Contact: Roland Watson, roland@dictatorwatch.org


January 15, 2006

Please forward to all Burma lists.

In March 2005, in a statement titled "The Tipping Point," I called for the firing of Special Envoy to Burma Razali Ismail. It is therefore good news that he has resigned. This initiative was doomed from the start. Trying to talk to the SPDC, to Than Shwe, is like trying to reason with the infamous American mass-murderer, Charles Manson. You will get nowhere.

Some Burma commentators are now saying that we must identify another person who will have better luck talking to the Junta. This is ridiculous. More importantly, it is a disservice to the people of the country. If you want someone who can talk to Than Shwe, you will have to choose an individual who already has a relationship with him. For example, you could choose a Chinese teak cutter, heroin distributor and trafficker in ethnic minority women who are forced to become sex slaves. Of course, this will accomplish nothing for democracy.

If the United Nations is to have an envoy who will be effective, who will play a central role in ending the rule of the SPDC and establishing a well-designed and functioning federal democracy, the approach must be changed. We do not need a Special Envoy to the SDPC, whose job is to try to talk to the generals. Rather, we need a Special Envoy for Burma, who does not even visit Rangoon but who instead travels the world, to Beijing, Moscow, Bangkok, Tokyo, Paris, Frankfurt, Washington D.C., and many other places, organizing and unifying pressure for democratic change.

If the position is not redesigned in this way, it would be better off left unfilled.

Also in the earlier statement, I suggested myself as a replacement as Special Envoy. I would like to repeat this offer, now that the position is available.

I have never before published my personal information, as it is not germane to my work. In a real democracy, your credibility derives from the power of your ideas. But for a position such as Special Envoy, the holder must have an appropriate background. I have such a background. I formerly worked in New York City on the executive staff of a major American corporation. Following this, I was an international investment banker, in Stockholm and London, for one of the world's largest banks. My understanding of institutional culture derives in part from these experiences.

After this, I traveled extensively, for what is now fifteen years, and for the most part in rural areas of South and Southeast Asia. I have excellent cultural understanding and strong cultural skills for the region. I have also written a number of books, and many articles, which deal with political and economic development issues, particularly the transition from an authoritarian society to one that is open and democratic.
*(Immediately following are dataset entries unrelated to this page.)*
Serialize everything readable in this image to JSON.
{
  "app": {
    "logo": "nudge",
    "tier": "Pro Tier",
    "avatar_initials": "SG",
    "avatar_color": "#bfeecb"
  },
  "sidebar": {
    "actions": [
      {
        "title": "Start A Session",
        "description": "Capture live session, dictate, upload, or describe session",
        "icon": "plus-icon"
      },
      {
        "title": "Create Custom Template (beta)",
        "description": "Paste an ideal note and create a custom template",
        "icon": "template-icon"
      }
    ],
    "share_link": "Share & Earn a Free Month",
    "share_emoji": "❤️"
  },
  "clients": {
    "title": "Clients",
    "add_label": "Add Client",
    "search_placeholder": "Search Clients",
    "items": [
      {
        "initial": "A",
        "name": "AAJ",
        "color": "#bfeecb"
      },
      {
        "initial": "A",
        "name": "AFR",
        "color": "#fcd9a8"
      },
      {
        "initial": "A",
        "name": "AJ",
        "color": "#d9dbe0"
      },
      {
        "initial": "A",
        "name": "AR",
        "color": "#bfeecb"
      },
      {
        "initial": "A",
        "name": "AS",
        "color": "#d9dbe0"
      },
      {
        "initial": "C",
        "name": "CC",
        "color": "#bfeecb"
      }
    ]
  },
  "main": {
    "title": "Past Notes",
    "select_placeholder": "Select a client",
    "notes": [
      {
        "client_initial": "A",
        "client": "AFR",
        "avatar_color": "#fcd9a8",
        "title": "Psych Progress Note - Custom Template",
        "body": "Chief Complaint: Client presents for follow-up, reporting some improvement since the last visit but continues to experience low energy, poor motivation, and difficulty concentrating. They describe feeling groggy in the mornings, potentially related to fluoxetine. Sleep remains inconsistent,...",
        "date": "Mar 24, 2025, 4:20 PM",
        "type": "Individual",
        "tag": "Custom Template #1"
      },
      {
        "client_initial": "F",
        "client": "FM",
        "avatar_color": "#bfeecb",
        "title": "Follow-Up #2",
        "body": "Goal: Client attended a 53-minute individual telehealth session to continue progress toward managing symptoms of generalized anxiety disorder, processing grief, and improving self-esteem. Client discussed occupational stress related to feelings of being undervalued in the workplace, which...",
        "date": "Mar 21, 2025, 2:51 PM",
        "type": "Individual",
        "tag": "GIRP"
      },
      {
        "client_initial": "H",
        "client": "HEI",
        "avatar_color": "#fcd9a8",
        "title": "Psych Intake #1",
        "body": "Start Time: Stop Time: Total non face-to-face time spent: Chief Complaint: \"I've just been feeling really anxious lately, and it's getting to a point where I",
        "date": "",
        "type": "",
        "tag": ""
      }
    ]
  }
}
Most importantly, I am dedicated to democracy for Burma, and have worked continuously for many years to achieve this goal. I have also lobbied the United States on its Burma policy, and the United Nations, extensively. I therefore request that this offer receive serious consideration.

Some people may find it unusual that an individual with my background would become a corporate and supranational (e.g., WTO, IMF and World Bank) activist. The change in my position derives from my travels, where I experienced first hand the environmental and cultural catastrophe that is resulting from commercial globalization. The actual consequence of unregulated capitalism and a focus on economic growth to the exclusion of all other measures is the opposite of the poverty reduction and the other forms of "progress" that we have been promised.

The challenge with filling the Special Envoy position for Burma is analogous to finding a replacement for the United Nations Secretary General. The United Nations is in crisis. The Security Council is unable to function because of its membership and also due to the veto power wielded by the permanent member states. The Human Rights Commission is filled with serial human rights abusers. The oil for food scandal illuminates the organization's desperate need for accountability and skilled management. And as if all this were not enough, the world faces greater challenges now than at any time since the U.N. was established. The organization therefore needs the absolute best individual that can be identified to replace current Secretary General Kofi Annan.

The selection process though has been defined in terms of entitlement and political horse trading. This guarantees that a weak, compromise candidate will be chosen, and that the U.N. will continue to flounder for the next five years. This is terrible news for the world social system.

Similarly for the Burma Special Envoy, the search is concentrating on people who are acceptable to the Junta and who have diplomatic backgrounds. We do not need another diplomat in the job. Professional diplomats are weak! They do everything in their power to avoid confrontation rather than directly address a problem and do what is required to solve it.

The Special Envoy for Burma should be uncompromisingly dedicated to democracy, and have enormous strength of will.

If you support the above ideas, would you please forward this statement, right now, to the United Nations at inquiries@un.org. Please also change the subject line to "Special Envoy-Burma." This statement will likely be read by two thousand people or more, mainly Burmese who are tired of waiting for their country to be free. If one hundred of you would forward it to the U.N, this would send a strong signal to Kofi Annan and his Burma staff to appoint someone who is actually able and determined to get the job done.